Coleman, who advocated drastic steps for California’s faltering economy such as lowering income taxes and raising sales tax, came in eighth place with 12,488 votes, or 0.2 percent, just behind Hustler magazine publisher Larry Flynt.
Running for office gave him a chance to show another side of himself, he told The Associated Press at the time.
‘‘This is really interesting and cool, and I’ve been enjoying the heck out of it because I get to be intelligent, which is something I don’t get to do very often,’’ he said.
Coleman told The New York Times at the time that ‘‘I want to escape that legacy of Arnold Jackson. I’m someone more. It would be nice if the world thought of me as something more.’’
But legal disputes dogged him repeatedly. In 1989, when Coleman was 21, his mother filed a court request trying to gain control of her son’s $6 million fortune, saying he was incapable of handling his affairs. He said the move ‘‘obviously stems from her frustration at not being able to control my life.’’
In a 1993 television interview, he said he had twice tried to kill himself by overdosing on pills.
He moved to Utah in fall 2005, and according to a tally in early 2010, officers were called to assist or intervene with Coleman more than 20 times in the following years.
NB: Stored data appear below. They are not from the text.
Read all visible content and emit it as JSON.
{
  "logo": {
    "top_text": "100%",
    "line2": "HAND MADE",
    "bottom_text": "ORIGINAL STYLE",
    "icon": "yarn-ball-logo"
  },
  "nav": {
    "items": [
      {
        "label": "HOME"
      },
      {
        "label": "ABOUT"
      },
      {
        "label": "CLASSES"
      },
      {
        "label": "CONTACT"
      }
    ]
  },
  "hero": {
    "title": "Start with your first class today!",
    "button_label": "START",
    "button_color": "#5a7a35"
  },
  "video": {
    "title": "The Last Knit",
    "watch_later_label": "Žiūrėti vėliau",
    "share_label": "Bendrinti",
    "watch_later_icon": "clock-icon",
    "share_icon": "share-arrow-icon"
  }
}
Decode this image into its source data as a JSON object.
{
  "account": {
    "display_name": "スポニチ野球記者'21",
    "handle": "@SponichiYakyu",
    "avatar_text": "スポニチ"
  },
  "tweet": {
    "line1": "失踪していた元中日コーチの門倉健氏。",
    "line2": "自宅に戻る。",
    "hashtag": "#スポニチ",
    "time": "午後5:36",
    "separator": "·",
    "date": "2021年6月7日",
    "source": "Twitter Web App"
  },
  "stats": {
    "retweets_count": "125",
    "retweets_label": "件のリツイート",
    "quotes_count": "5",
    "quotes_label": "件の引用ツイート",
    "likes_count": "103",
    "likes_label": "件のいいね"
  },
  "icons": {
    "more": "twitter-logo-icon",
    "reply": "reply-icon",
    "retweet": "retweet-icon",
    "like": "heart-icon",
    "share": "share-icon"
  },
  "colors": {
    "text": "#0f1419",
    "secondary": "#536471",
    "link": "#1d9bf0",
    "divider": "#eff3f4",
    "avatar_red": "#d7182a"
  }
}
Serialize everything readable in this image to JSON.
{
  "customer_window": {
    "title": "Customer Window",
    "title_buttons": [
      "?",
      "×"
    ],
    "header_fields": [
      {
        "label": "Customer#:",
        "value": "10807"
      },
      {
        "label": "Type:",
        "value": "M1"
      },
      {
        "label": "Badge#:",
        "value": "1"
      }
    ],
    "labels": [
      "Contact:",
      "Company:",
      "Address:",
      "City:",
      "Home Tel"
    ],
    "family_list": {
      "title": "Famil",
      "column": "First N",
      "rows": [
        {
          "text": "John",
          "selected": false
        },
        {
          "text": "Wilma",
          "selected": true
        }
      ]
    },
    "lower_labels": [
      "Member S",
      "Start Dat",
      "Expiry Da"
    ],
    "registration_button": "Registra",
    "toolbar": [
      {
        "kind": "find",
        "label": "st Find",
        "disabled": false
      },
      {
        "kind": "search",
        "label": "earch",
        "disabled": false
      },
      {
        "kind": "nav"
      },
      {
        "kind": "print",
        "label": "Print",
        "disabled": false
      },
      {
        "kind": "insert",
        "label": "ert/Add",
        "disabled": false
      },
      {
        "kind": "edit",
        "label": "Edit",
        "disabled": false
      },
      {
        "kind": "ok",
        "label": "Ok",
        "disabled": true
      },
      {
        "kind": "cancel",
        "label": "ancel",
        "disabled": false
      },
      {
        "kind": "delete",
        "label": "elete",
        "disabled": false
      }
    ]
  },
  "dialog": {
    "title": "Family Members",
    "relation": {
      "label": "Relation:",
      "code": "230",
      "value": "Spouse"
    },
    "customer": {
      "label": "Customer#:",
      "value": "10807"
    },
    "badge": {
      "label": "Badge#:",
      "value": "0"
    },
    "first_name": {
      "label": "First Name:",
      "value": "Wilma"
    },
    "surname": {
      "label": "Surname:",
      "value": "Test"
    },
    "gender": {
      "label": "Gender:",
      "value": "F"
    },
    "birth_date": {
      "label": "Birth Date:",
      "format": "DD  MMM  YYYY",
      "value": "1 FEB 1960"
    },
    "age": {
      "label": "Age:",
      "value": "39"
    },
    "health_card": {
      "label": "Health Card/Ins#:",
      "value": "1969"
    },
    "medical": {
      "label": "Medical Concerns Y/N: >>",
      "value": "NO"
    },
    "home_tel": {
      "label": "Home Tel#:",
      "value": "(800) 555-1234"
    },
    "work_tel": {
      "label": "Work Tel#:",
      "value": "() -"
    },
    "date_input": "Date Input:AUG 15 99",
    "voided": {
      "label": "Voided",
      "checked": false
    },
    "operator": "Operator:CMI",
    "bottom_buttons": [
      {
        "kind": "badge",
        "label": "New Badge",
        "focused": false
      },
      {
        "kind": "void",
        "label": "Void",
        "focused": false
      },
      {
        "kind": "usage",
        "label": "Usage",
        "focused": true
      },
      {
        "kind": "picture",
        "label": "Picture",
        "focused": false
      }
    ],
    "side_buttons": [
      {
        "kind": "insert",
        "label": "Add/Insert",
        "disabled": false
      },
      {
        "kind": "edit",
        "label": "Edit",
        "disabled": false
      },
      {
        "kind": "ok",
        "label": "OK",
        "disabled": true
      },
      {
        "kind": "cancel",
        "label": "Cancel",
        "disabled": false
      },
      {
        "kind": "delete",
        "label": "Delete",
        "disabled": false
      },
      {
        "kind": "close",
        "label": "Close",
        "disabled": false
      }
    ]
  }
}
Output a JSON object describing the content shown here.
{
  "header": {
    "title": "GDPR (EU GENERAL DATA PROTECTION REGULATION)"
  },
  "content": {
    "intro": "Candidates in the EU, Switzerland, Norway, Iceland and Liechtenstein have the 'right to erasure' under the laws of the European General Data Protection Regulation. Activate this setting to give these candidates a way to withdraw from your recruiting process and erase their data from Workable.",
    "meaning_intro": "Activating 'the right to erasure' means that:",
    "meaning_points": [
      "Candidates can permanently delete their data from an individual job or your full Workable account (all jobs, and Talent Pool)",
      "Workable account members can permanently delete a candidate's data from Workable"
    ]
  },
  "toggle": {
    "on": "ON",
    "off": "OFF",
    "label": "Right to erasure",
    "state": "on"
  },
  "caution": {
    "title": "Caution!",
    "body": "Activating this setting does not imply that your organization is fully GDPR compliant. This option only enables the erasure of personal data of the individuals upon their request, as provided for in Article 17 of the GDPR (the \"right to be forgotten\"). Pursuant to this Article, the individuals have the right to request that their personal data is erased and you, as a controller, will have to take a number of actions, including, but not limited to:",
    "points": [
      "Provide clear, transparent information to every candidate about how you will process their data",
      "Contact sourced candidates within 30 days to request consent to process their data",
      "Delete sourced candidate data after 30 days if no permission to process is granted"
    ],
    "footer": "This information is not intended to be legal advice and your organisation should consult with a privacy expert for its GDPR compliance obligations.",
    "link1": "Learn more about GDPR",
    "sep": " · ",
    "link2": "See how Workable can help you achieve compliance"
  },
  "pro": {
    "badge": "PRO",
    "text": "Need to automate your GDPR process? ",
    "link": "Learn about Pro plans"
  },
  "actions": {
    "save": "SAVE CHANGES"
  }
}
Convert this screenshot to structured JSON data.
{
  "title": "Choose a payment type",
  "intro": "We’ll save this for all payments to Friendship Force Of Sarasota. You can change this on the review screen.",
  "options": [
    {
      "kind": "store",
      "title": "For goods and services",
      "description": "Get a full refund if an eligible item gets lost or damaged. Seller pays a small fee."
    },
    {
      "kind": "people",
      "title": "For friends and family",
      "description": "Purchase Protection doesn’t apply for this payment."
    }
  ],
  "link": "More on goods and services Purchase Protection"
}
They included a call where Coleman said he had taken dozens of Oxycontin pills and ‘‘wanted to die.’’ Some of the disputes involved his wife, Shannon Price, whom he met on the set of the 2006 comedy ‘‘Church Ball’’ and married in 2007.
In September 2008, a dustup with a fan at a Utah bowling alley led Coleman to plead no contest to disorderly conduct. The fan also sued him, claiming the actor punched him and ran into him with his truck.
Coleman was born Feb. 8, 1968, in Zion, Ill., near Chicago. His mother told Ebony his kidney disease was diagnosed when he was 2. He underwent his first transplant at age 5.
He attracted attention when he took part in some local fashion shows and people suggested he should get work performing in commercials, which he then did, she said.